The leading liberal voice in Congress, Kennedy said Democrats, who lost the race for the White House for a second time in a row, must do a better job promoting their basic unifying values without mirroring Republicans in order to rebound from last November’s election defeats.
“We have an administration that falsely hypes almost every issue as a crisis,” the Massachusetts Democrat said in a speech prepared for delivery at the National Press Club. “They did it on Iraq, and they are doing it now on Social Security.”
“They exploit the politics of fear and division, while ours is a politics of hope and unity,” Kennedy said.
“In the face of their tactics, we cannot move our party or our nation forward under pale colors and timid voices,” said Kennedy, who at 72 has become an elder statesman in the Democratic Party.
“We cannot become Republican clones,” he said. “If we do, we will lose again, and deserve to lose.
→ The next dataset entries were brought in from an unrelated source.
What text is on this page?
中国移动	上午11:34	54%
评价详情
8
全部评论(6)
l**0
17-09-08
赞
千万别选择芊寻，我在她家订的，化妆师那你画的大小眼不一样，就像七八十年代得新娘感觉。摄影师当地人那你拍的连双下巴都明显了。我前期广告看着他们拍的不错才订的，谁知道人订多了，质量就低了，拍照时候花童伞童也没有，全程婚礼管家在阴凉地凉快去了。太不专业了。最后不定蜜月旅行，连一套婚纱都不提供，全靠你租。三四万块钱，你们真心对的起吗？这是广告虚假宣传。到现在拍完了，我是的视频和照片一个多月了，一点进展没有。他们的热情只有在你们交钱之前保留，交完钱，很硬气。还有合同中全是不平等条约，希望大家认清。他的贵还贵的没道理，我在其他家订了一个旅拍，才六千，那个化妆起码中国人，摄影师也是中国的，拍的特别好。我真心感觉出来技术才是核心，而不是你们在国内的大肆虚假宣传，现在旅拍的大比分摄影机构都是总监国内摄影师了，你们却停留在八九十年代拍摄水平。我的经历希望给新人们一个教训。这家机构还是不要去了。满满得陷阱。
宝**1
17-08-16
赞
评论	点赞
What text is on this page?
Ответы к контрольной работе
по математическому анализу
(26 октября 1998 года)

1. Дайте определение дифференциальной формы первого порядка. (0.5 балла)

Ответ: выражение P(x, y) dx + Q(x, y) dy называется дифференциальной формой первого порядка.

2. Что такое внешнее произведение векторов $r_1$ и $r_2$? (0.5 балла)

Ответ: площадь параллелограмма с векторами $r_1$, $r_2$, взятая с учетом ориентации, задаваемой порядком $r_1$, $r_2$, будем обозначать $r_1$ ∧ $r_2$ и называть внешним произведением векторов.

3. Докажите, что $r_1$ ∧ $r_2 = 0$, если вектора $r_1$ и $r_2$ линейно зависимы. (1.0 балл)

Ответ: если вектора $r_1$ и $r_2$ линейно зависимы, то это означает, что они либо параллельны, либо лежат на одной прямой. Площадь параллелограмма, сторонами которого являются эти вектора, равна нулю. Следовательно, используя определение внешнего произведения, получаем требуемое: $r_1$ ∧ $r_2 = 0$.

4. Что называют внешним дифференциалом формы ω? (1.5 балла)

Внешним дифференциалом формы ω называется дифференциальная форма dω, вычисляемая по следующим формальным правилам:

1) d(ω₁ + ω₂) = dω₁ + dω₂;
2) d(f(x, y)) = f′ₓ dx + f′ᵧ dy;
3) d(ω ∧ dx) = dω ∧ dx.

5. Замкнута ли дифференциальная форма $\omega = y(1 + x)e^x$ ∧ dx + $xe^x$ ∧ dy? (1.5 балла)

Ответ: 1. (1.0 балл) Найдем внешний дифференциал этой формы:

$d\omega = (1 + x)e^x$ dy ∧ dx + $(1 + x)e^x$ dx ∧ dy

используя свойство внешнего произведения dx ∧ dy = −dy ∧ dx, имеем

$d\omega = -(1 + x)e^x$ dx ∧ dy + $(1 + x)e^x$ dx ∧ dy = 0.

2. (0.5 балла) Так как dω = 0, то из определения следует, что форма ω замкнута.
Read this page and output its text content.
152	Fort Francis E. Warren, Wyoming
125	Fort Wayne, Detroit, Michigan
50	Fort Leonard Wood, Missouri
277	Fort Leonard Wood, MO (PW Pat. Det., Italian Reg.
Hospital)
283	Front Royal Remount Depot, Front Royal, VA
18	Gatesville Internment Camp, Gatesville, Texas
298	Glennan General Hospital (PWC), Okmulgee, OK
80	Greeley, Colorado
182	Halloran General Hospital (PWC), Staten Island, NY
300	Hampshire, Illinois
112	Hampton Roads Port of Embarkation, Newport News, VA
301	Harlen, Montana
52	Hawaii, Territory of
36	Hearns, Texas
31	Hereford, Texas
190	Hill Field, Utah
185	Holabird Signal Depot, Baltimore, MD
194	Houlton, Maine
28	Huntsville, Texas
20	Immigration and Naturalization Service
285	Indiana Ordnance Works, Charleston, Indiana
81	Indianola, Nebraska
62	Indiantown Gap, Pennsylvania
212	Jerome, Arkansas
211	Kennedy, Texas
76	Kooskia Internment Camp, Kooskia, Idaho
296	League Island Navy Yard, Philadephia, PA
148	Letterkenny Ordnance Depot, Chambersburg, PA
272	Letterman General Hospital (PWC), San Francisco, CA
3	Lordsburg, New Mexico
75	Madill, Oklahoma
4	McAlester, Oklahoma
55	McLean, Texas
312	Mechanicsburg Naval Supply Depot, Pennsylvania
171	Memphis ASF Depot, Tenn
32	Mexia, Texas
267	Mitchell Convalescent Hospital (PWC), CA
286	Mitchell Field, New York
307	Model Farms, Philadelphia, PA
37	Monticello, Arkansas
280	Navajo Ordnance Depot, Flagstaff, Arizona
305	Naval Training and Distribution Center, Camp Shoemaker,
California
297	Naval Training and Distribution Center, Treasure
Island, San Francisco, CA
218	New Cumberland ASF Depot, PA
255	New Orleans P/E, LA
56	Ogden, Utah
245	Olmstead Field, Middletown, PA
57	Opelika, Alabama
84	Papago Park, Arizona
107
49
As I have said on other occasions, the last thing this country needs is two Republican parties.”
The 2004 White House race saw Bush re-elected and Republicans increase their majorities in both the Senate and House.
Kennedy helped John Kerry, Massachusetts’ junior senator, rally to capture the Democratic presidential nomination, and a number of Kennedy aides joined Kerry’s campaign.
With Democrats still seeking to regroup after the election defeats, Kennedy urged them to speak out.
“If the White House’s idea of bipartisanship is that we have to buy whatever partisan ideas they send us, we’re not interested,” he said.
As Bush prepares to begin his second term, one of his top goals is to restructure the Social Security retirement program to allow workers to invest part of their payroll taxes in stocks and bonds.
The administration contends that the move is needed to help keep the retirement program afloat for younger workers. Critics accuse Bush of exaggerating the problem and also complain that his plan would inject too much risk into a program that has helped keep retired people out of poverty.
In winning re-election, Bush captured 51 percent of the popular vote, and left Democrats wondering what they could have done differently on such divisive issues as gay marriage and abortion rights.
Kennedy, in his prepared remarks, voiced particular concern about abortion.
“I yield to no one in my commitment to a woman’s right to choose,” Kennedy said. “We cannot — and should not — criminalize women or their doctors for making that choice.”
On Iraq, Kennedy said, “I do not retreat from the view that Iraq is George Bush’s Vietnam.”
“The administration turned away from pursuing Osama bin Laden and made the catastrophic choice instead to bog down American forces in an endless quagmire in Iraq,” Kennedy said.
“I’m convinced John Kerry could have worked with the international community to end that war and bring our troops home with honor.”